I am not in the brigade which has seized on the Barrington declaration and misinterpreted what the WHO has said to try to reject lockdown. There will be an ongoing place for lockdown until such time as we have an effective vaccine. However, there is not a place for reliance on generalised lockdowns in perpetuity, because they are very crude and ineffective, serving only to suppress a virus within a population. However, what we can and should be doing in these repeated regulations is learning from what has happened in different parts of the country to inform things.

We should have listened to the leaders of the local authorities in the north-east who predicted that, after a summer in which young people had been allowed to go out, go abroad and so on, if thousands of them turned up in a university town, they would make a difference to the incidence of infection, even if not to its transmission. We should listen to the public health officials, who tell us that they can see from the rise of infections in the 18 to 25 year-old group a lag but none the less a correlation with people with infections in the over-60 group on whom this has a differential effect. That evidence is there.

We ought not at this stage to rely on such crude geographic interpretations of statistics. I would like to know whether the low number of people infected in Northumberland and County Durham work in Newcastle, and how many of them work in the universities in Newcastle and have contact with students there, so that we can begin to see the patterns of transmission of the infection. That is the important thing that we are not yet learning. We are learning about incidence but we are not being told about transmission. I would like us to have the information to be able to differentiate between different businesses. I guess that transmission of infection is more likely in pubs than in restaurants, at which people sit down—or hotels, for example—and we should be able to make a regulation which differentiates between those different types of venue.

As I say, I am no Florence Nightingale. As noble Lords will know, she was originally a statistician. She was not a nurse; she went to follow the pattern of infection and illness in the Crimea. I am also tempted to say that I am no Dido Harding. What are we doing to get information from households? They are the easiest groups of people to trace. We should be getting differential information per household from all across the country.

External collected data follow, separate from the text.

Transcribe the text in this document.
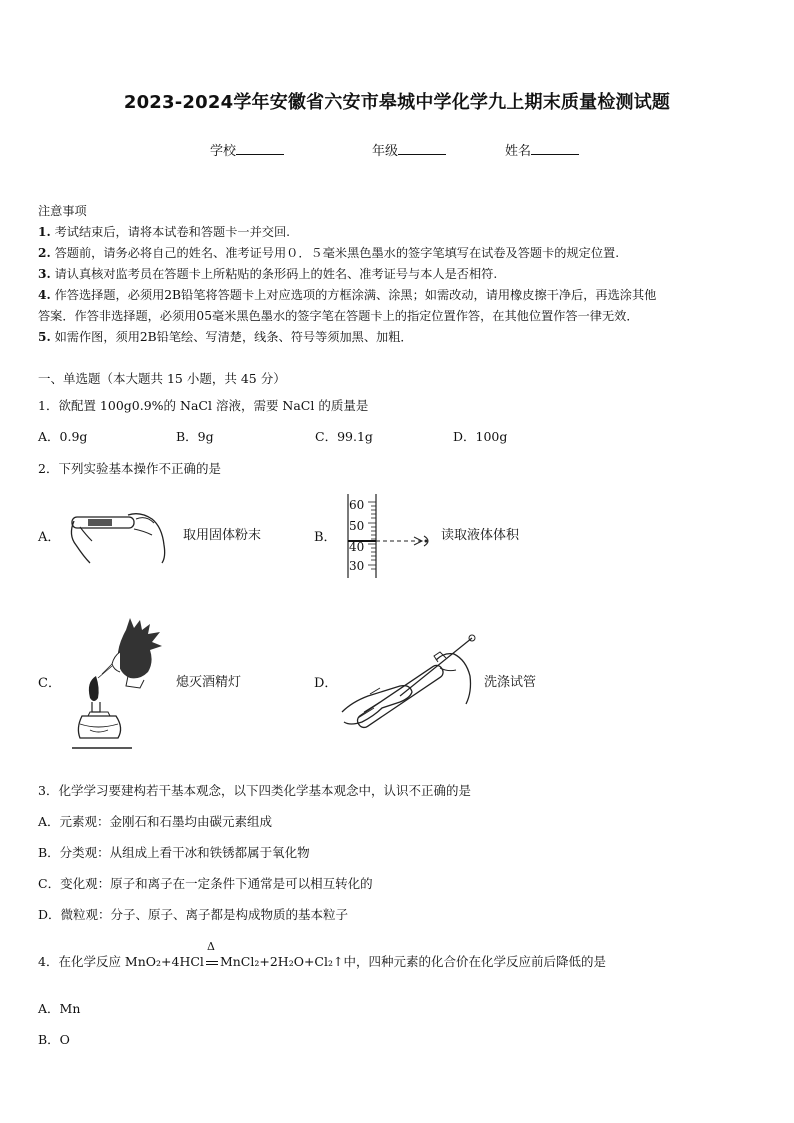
2023-2024学年安徽省六安市皋城中学化学九上期末质量检测试题
学校	年级	姓名
注意事项
1. 考试结束后，请将本试卷和答题卡一并交回.
2. 答题前，请务必将自己的姓名、准考证号用０．５毫米黑色墨水的签字笔填写在试卷及答题卡的规定位置.
3. 请认真核对监考员在答题卡上所粘贴的条形码上的姓名、准考证号与本人是否相符.
4. 作答选择题，必须用2B铅笔将答题卡上对应选项的方框涂满、涂黑；如需改动，请用橡皮擦干净后，再选涂其他
答案．作答非选择题，必须用05毫米黑色墨水的签字笔在答题卡上的指定位置作答，在其他位置作答一律无效．
5. 如需作图，须用2B铅笔绘、写清楚，线条、符号等须加黑、加粗．
一、单选题（本大题共 15 小题，共 45 分）
1．欲配置 100g0.9%的 NaCl 溶液，需要 NaCl 的质量是
A．0.9g	B．9g	C．99.1g	D．100g
2．下列实验基本操作不正确的是
A．	取用固体粉末	B．
60
50
40
30
读取液体体积
C．	熄灭酒精灯	D．	洗涤试管
3．化学学习要建构若干基本观念，以下四类化学基本观念中，认识不正确的是
A．元素观：金刚石和石墨均由碳元素组成
B．分类观：从组成上看干冰和铁锈都属于氧化物
C．变化观：原子和离子在一定条件下通常是可以相互转化的
D．微粒观：分子、原子、离子都是构成物质的基本粒子
4．在化学反应 MnO₂+4HCl
Δ
MnCl₂+2H₂O+Cl₂↑中，四种元素的化合价在化学反应前后降低的是
A．Mn
B．O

I make a plea to the noble Lord for when we are using this information to plan for things. We saw what happened back in March, April and May in care homes. We should now be talking to the civic leaders and care home providers in the north-east and the north-west to make sure that we have no repetition of the daft and dangerous situation in which we had three different systems for ordering PPE, none of which worked.

I want to go back to the councils in the north-west, which my noble friend Lord Greaves mentioned. A few weeks ago, they wrote to the Minister to say that the protocols for the NHS 111 system needed to be looked at and changed. The Minister has told us that NHS 111 will become the primary point of access to the NHS. If we are talking about the NHS in these areas not falling over in the next few months, and as it is the one source of information that the public trust when they have long since lost trust in the Secretary of State for Health, can he assure us that the resources, training and protocols for NHS 111 will be resilient enough to make sure that people all across these areas get access immediately to the services that they need?